Sarah Moore considers how Twitter, Facebook, and other forms of social media are changing how shows are evaluated and endorsed.

Sarah Moore

Sarah Moore

| New York City |

March 28, 2012

Newsies hasn’t yet opened on Broadway
but they already have over 15,000 followers!

With the ever expanding network of social media, it’s much easier for everyone to get their opinions out onto the Internet. A tweet is becoming not only a personal opinion, but a theater review, or a marketing endorsement. If you take a look at any Broadway show’s official twitter account, chances are, they’re retweeting all the nice things that people say about their show. (And why wouldn’t they? It’s a free review!) Twitter is especially great for this in terms of celebrity endorsement — if Neil Patrick Harris sees your play and tweets about it to his nearly 3 million followers, you can bet your website will see a spike in hits.

While we probably haven’t entirely discovered all the uses of Twitter (it celebrated its 6th birthday last week, so it’s still young), we know that it’s a good way to monitor word of mouth in a digital format. Twitter is a great way to get the word out as well about lesser known shows that audiences are loving. Lysistrata Jones used Twitter a lot to spread the word about their little Broadway show (but ultimately it couldn’t be saved by word of mouth). Twitter is not only used as an official outlet for Broadway shows but it is a chance for ordinary people to talk about theater.

Can you imagine the little shows that couldn’t find an audience that this sort of publicity could have helped or even saved a few years ago? Next to Normal was one of the first, and launched a Twitter version of their show, tweeting as the characters through the plot.

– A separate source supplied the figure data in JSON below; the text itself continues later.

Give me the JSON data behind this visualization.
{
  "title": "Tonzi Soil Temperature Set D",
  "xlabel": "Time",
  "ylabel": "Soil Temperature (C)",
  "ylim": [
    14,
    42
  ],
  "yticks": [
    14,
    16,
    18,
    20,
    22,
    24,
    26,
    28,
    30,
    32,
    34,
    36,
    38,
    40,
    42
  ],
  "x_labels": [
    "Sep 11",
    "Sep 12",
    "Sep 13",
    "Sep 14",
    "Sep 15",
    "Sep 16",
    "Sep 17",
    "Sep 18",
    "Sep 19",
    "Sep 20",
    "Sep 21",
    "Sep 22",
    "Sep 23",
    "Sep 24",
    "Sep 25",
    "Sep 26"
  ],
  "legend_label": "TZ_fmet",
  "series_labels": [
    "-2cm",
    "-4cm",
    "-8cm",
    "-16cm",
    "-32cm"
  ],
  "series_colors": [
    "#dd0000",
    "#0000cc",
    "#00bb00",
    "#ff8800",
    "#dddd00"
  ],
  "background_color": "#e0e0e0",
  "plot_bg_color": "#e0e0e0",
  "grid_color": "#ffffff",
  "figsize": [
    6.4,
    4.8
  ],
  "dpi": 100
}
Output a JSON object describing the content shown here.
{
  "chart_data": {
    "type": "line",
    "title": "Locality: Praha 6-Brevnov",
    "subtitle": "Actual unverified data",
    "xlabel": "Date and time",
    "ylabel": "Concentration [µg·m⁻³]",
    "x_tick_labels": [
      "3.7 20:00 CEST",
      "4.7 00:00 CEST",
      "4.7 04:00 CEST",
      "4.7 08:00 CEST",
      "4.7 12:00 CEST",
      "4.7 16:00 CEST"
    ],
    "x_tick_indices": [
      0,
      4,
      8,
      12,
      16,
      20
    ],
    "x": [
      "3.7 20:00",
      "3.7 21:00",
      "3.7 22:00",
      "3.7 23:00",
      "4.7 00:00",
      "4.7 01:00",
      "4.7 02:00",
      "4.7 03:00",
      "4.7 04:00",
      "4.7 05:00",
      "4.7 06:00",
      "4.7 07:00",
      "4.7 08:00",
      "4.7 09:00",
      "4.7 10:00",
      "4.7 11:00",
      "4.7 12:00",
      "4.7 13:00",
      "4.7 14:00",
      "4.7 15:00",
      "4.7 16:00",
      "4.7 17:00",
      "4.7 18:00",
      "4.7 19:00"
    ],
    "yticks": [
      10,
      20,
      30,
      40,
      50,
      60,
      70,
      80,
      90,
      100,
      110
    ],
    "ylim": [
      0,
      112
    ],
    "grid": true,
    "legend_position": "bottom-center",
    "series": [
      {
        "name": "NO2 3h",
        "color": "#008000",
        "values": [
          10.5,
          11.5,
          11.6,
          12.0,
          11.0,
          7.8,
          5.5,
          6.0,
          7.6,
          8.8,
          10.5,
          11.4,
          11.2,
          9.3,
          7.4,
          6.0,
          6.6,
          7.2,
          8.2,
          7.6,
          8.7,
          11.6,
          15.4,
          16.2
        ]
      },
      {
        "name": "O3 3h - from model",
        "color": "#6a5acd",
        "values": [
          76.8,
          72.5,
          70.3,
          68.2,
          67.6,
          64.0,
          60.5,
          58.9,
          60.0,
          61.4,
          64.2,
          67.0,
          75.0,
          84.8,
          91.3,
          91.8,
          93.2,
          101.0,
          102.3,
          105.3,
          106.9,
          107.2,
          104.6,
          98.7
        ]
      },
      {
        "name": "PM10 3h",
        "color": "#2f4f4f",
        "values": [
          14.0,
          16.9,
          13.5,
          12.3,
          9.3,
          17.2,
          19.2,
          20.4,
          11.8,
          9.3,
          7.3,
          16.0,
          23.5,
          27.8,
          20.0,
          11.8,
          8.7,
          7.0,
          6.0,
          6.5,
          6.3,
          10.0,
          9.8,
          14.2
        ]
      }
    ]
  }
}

Shows often give away tickets or merchandise through trivia contests as promotions.

With Twitter and Facebook, you see that a friend saw a show and loved it, and you’re more likely to check it out. You trust the opinion of your friend more than you trust that review you saw online by some guy you don’t know.

Here is where the journalists complain. Ordinary people with no “qualifications” can post their opinions online, raving about or condemning a show, on their own blogs, and a simple Google search can pull up these reviews just like you can pull up a review from the New York Times. Are we lessening the power of the critic with social media?

Any 15-year-old with a Twitter account can write online how much they loved Wicked, but does their opinion somehow mean less than an actual review from a journalist? Just because someone with a “Broadway Blog” writes that a show is awful, does it matter? Are they important if they write with authority?

I’m not trying to answer this question, it’s just a debate I’d like to raise.

Social media also gives the audience an outlet to talk about the show outside the theater. Often, these outlets can connect these people who work in the industry to their audience and can engage in a discussion.

I think that no matter what your feelings on this are (personally I like to read theater critics who are educated and experienced), we can agree that whatever gets people talking about Broadway and all theater is good, and it’s great to have more outlets for people to do this.